Title: Design and Validation of an Arduino-Based, Cost-Effective Heated Anesthesia Induction Chamber for Mice
Description:
Rodents are highly susceptible to peri-anesthetic hypothermia because of their small body size, large surface area to volume/mass ratio, and anesthetic-induced thermoregulatory depression.
Early heat loss during induction is rapid and can be difficult to reverse, emphasizing the need for simple, reliable warming solutions during anesthetic induction.
We designed and validated a low-cost, Arduino-controlled heated induction chamber for mice and evaluated its safety and efficacy in preventing early hypothermia.
The device uses proportional integral derivative control to regulate a heated chamber floor.
Bench testing quantified warm-up time, steady-state stability, and the temperature offset between the embedded thermistor and surface temperature.
In a randomized, paired, repeated-measures design, 10 adult C57BL/6 mice underwent 2 experimental conditions, unheated induction compared with heated induction, followed by a standardized 10-minute anesthetic maintenance phase on a prewarmed, heated surgical monitoring platform.
Core body temperature was measured with intraperitoneal radio frequency identification transponders, while rectal temperature and physiologic parameters (peripheral oxygen saturation, heart rate, respiratory rate) were recorded during maintenance.
Recovery time was measured from isoflurane discontinuation until the first voluntary movement.
The heated chamber reached thermal stability within 10 minutes; at steady state, a constant average surface temperature near 37.
5 °C was reliably obtained.
During induction, unheated controls showed a rapid decline in core temperature, while during the heated-chamber induction, they maintained normothermia.

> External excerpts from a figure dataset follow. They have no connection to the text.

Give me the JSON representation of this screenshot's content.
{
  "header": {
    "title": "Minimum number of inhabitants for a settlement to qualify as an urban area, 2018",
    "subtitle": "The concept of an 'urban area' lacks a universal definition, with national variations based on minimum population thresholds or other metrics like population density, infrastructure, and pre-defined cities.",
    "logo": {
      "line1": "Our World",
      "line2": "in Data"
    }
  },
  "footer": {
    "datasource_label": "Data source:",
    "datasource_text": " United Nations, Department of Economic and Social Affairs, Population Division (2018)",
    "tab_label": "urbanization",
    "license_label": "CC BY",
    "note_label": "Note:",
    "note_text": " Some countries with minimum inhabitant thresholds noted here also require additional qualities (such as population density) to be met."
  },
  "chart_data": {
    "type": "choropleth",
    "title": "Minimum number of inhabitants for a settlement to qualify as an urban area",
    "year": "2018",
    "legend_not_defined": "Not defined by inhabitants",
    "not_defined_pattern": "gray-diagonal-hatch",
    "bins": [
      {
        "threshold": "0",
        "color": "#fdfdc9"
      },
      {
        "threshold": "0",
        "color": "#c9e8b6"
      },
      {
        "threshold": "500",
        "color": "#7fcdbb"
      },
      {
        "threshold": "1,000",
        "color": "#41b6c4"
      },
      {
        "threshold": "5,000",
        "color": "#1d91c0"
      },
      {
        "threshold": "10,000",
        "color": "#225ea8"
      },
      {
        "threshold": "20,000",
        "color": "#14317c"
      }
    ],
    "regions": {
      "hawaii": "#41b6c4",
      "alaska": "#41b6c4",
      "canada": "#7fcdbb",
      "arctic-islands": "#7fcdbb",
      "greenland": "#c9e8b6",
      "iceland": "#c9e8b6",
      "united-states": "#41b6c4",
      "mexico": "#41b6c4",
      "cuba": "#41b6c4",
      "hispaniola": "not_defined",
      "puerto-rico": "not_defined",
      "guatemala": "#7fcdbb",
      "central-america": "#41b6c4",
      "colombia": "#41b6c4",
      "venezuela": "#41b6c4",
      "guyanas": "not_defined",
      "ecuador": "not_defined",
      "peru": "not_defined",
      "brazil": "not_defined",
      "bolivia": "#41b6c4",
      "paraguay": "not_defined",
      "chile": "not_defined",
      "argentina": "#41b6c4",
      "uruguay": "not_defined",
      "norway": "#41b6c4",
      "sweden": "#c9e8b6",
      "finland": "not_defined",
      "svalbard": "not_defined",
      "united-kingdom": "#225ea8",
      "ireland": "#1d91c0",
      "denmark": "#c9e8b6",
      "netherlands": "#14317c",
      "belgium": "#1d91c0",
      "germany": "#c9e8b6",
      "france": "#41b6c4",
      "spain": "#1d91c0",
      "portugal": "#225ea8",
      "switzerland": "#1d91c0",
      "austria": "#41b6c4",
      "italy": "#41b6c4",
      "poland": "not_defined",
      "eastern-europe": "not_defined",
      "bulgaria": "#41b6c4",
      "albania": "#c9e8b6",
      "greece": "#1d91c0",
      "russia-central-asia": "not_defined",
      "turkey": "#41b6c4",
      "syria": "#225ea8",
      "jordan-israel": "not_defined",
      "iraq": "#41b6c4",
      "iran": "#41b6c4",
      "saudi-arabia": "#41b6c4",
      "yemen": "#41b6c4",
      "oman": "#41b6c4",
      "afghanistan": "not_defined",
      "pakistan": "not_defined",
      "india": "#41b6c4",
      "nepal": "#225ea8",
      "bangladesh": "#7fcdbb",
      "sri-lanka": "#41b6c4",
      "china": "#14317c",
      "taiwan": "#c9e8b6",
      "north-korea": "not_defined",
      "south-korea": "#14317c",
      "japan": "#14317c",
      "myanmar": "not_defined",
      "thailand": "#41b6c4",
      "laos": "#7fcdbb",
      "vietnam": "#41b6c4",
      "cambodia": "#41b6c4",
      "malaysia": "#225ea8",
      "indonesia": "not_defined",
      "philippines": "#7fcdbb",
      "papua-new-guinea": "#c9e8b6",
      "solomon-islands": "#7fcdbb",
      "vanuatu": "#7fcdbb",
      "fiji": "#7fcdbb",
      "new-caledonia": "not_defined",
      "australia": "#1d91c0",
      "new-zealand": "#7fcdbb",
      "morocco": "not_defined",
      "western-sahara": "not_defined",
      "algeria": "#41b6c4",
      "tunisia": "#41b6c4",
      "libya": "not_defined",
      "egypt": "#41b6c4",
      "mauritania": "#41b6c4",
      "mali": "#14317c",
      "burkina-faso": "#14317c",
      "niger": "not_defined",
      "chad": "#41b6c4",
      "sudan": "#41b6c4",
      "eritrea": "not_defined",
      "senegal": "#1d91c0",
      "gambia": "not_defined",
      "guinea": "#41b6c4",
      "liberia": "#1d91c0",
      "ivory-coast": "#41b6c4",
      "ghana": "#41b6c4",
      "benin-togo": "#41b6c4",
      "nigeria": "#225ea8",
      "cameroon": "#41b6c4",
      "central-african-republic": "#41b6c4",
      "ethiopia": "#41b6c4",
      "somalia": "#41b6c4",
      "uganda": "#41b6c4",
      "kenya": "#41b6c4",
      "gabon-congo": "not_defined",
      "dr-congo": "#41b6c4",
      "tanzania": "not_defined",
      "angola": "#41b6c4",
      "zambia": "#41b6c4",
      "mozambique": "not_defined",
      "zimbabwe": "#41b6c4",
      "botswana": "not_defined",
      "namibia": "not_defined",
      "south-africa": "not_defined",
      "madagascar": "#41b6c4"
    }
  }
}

The control group did not regain baseline temperature until several minutes into the maintenance phase and stabilized at values ∼1 °C lower than those of the heated group.
Both groups remained physiologically stable during anesthetic maintenance and recovered within comparable times.
This cost-effective, Arduino-based chamber prevented early hypothermia without compromising physiologic stability and represents a practical refinement to improve rodent anesthetic procedures, animal welfare, and experimental reproducibility.